Where Do We Go From Here?
“There’s certainly a renewed interest in some circles in micro-architectural kinds of work on improving security from an ISA design perspective and things like that. It’s fair to say that—that work is happening, it’s just that the visibility in the broader tech community is not very high,” states Ed.
…."I’m thinking specifically of a project that Free BSD has been instrumental in. That’s the CHERI CPU work at the University of Cambridge. Very interesting work, that’s happening there that is a little more forward-looking,” continues Ed.
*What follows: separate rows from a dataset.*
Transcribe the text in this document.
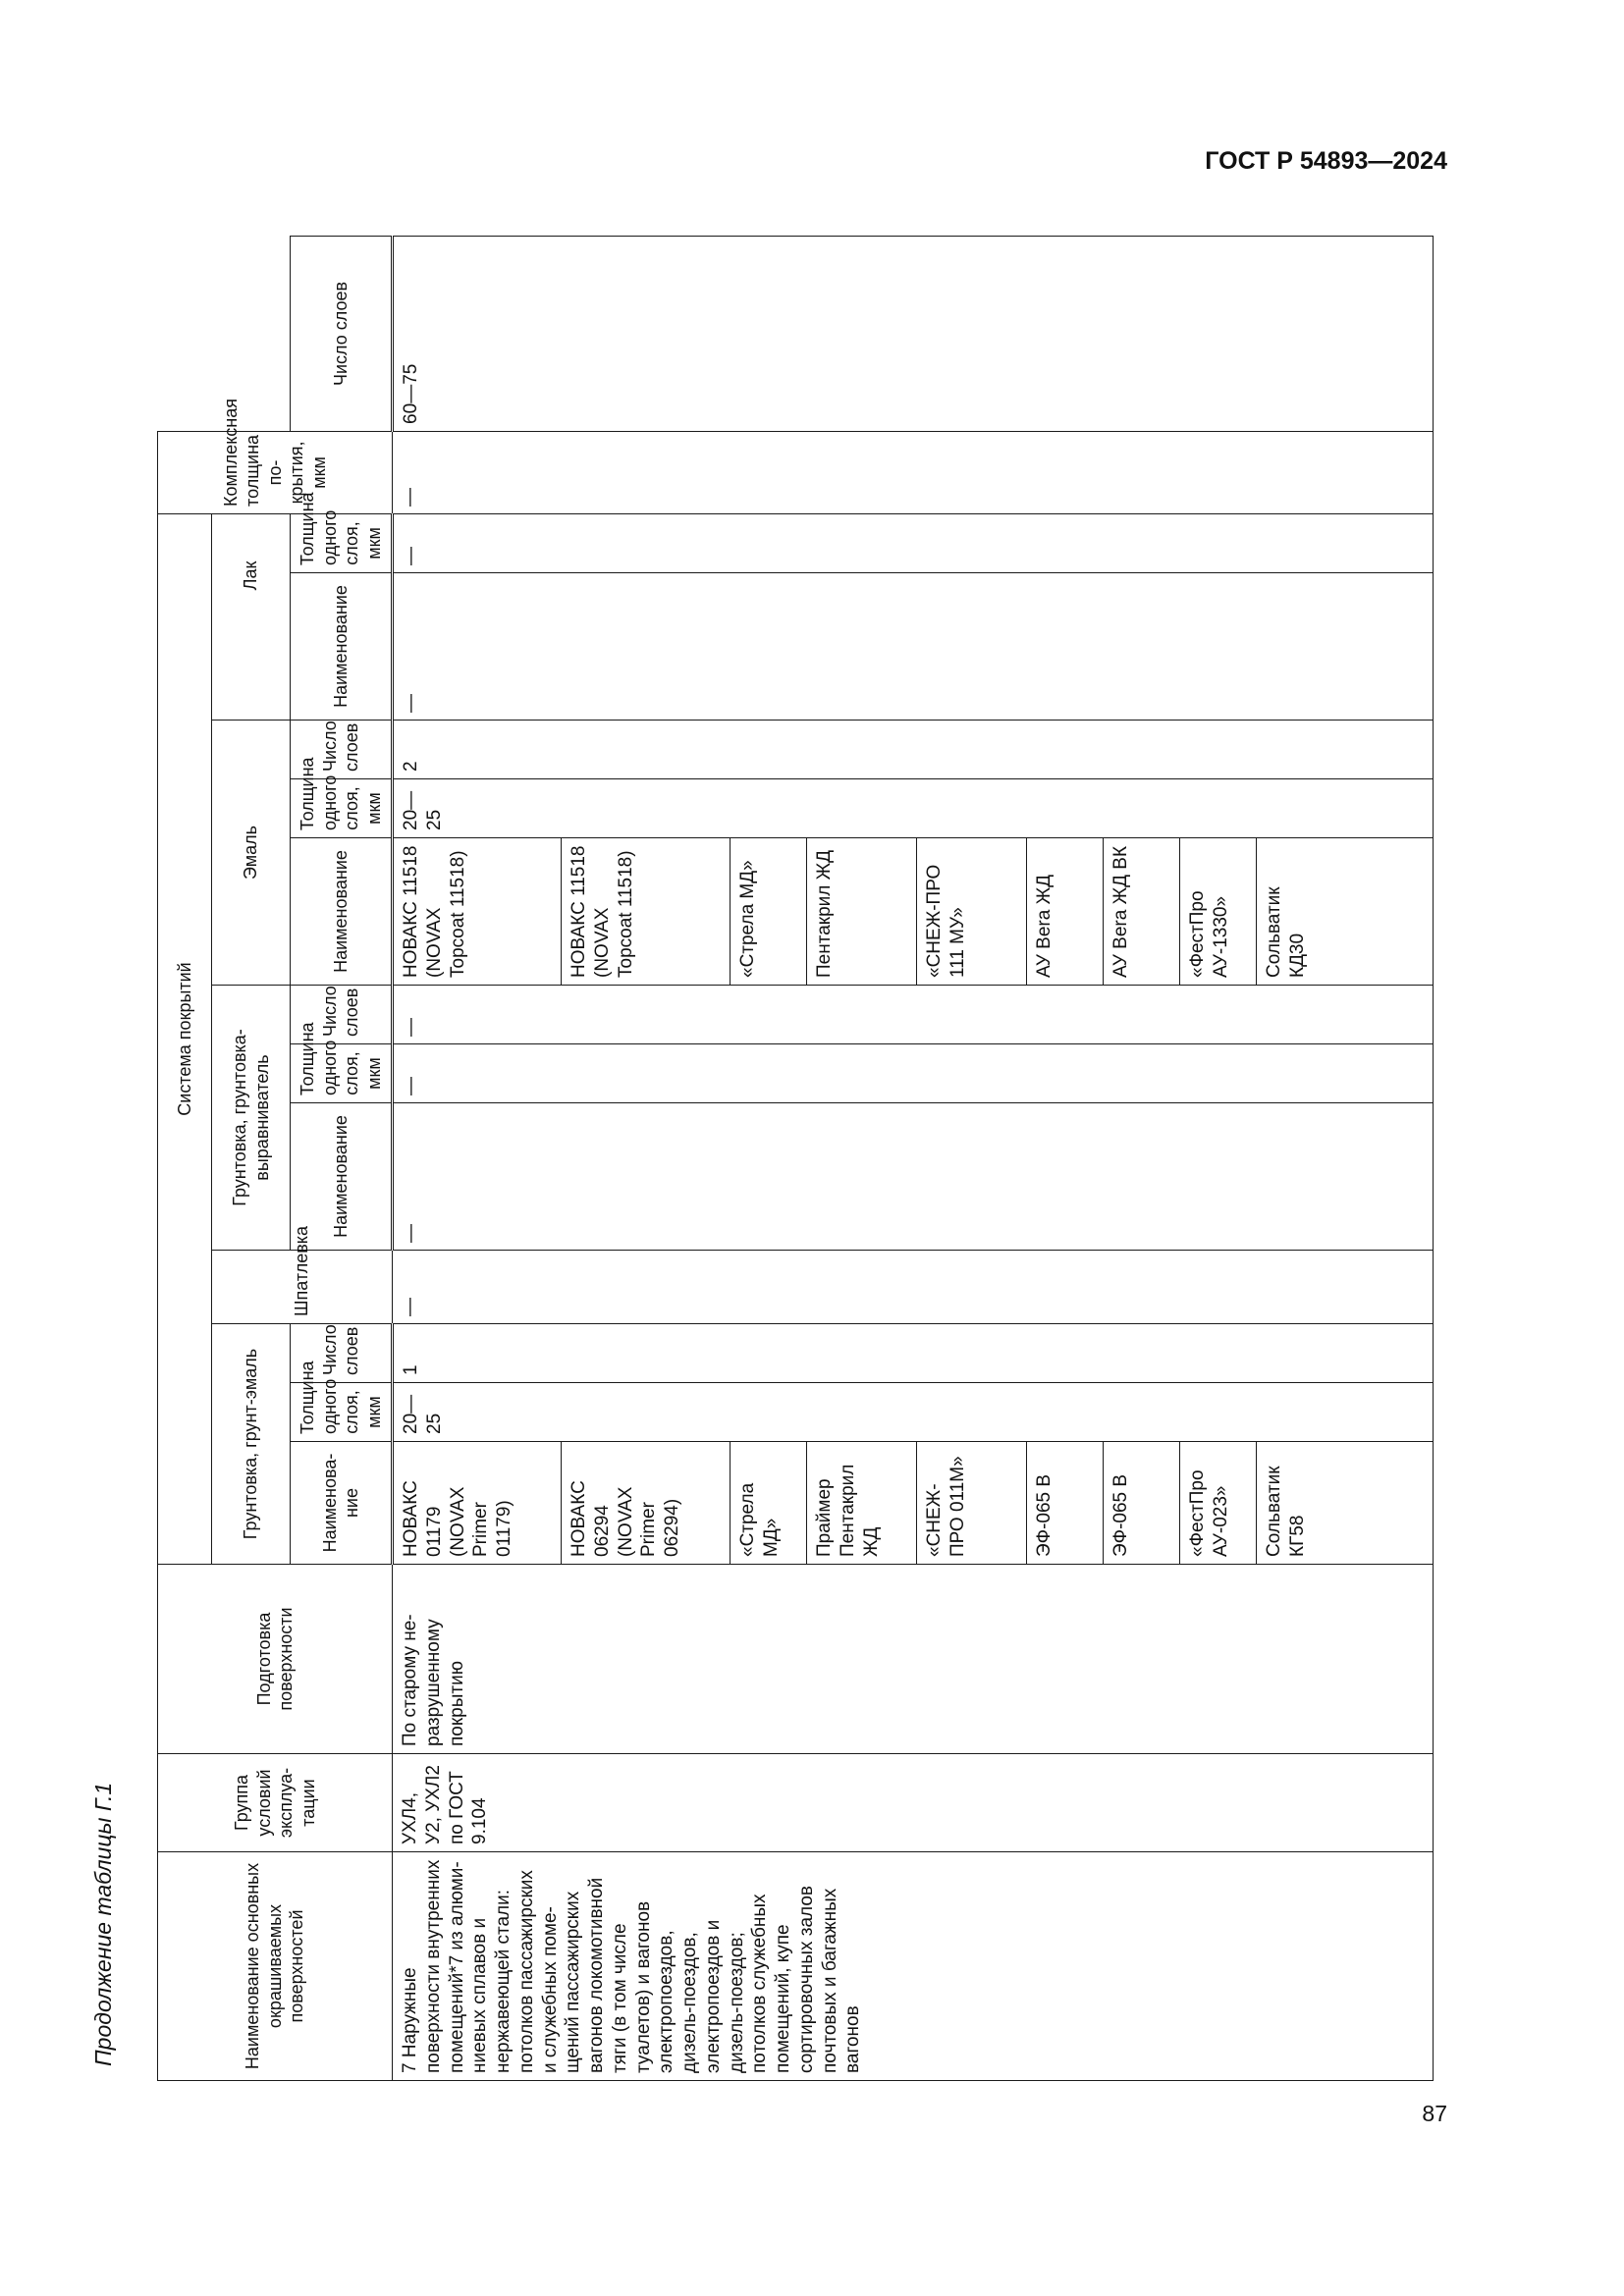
ГОСТ Р 54893—2024
Продолжение таблицы Г.1
87
Наименование основных окрашиваемых поверхностей	Группа условий эксплуатации	Подготовка поверхности	Система покрытий												Комплексная толщина покрытия, мкм	
			Грунтовка, грунт-эмаль			Шпатлевка	Грунтовка, грунтовка-выравниватель			Эмаль			Лак			
			Наименование	Толщина одного слоя, мкм	Число слоев		Наименование	Толщина одного слоя, мкм	Число слоев	Наименование	Толщина одного слоя, мкм	Число слоев	Наименование	Толщина одного слоя, мкм		Число слоев
7 Наружные поверхности внутренних помещений*7 из алюминиевых сплавов и нержавеющей стали: потолков пассажирских и служебных помещений пассажирских вагонов локомотивной тяги (в том числе туалетов) и вагонов электропоездов, дизель-поездов, электропоездов и дизель-поездов; потолков служебных помещений, купе сортировочных залов почтовых и багажных вагонов	УХЛ4, У2, УХЛ2 по ГОСТ 9.104	По старому неразрушенному покрытию	НОВАКС 01179 (NOVAX Primer 01179)	20—25	1	—	—	—	—	НОВАКС 11518 (NOVAX Topcoat 11518)	20—25	2	—	—	—	60—75
			НОВАКС 06294 (NOVAX Primer 06294)							НОВАКС 11518 (NOVAX Topcoat 11518)						
			«Стрела МД»							«Стрела МД»						
			Праймер Пентакрил ЖД							Пентакрил ЖД						
			«СНЕЖ-ПРО 011М»							«СНЕЖ-ПРО 111 МУ»						
			ЭФ-065 В							АУ Bera ЖД						
			ЭФ-065 В							АУ Bera ЖД ВК						
			«ФестПро АУ-023»							«ФестПро АУ-1330»						
			Сольватик КГ58							Сольватик КД30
“As an industry at large, we’re not succeeding. If our security work is all going against papers and basically mitigating and following behind and pointing out what’s broken as opposed to fixing or providing an environment (where) we’re able to prevent these kinds of problems from hitting the street then we’re all failing...We need to actually start making some serious shift in the way we’re operating or else we’re just going to be following all of these bugs for the next two decades and I’m not interested in that. I’m interested in computing,” Ike says.
Ed: “We are going to be dealing with this for years to come. There’s certainly some blame to send to Intel in that Meltdown specifically—the specific flaw is being exploited is unique to Intel. The broader issue of speculative execution side channels applies to CPUs from a whole bunch of different vendors. And I think, it’s the case that we will have mitigations committed to Free BSDs, Linux and Windows and what not for Meltdown and 2 variants of Spectre...10 years from now, we’ll probably look back from now and realize this is an inflection point in our understanding of speculative execution vulnerabilities just like buffer overflows were all that time ago.”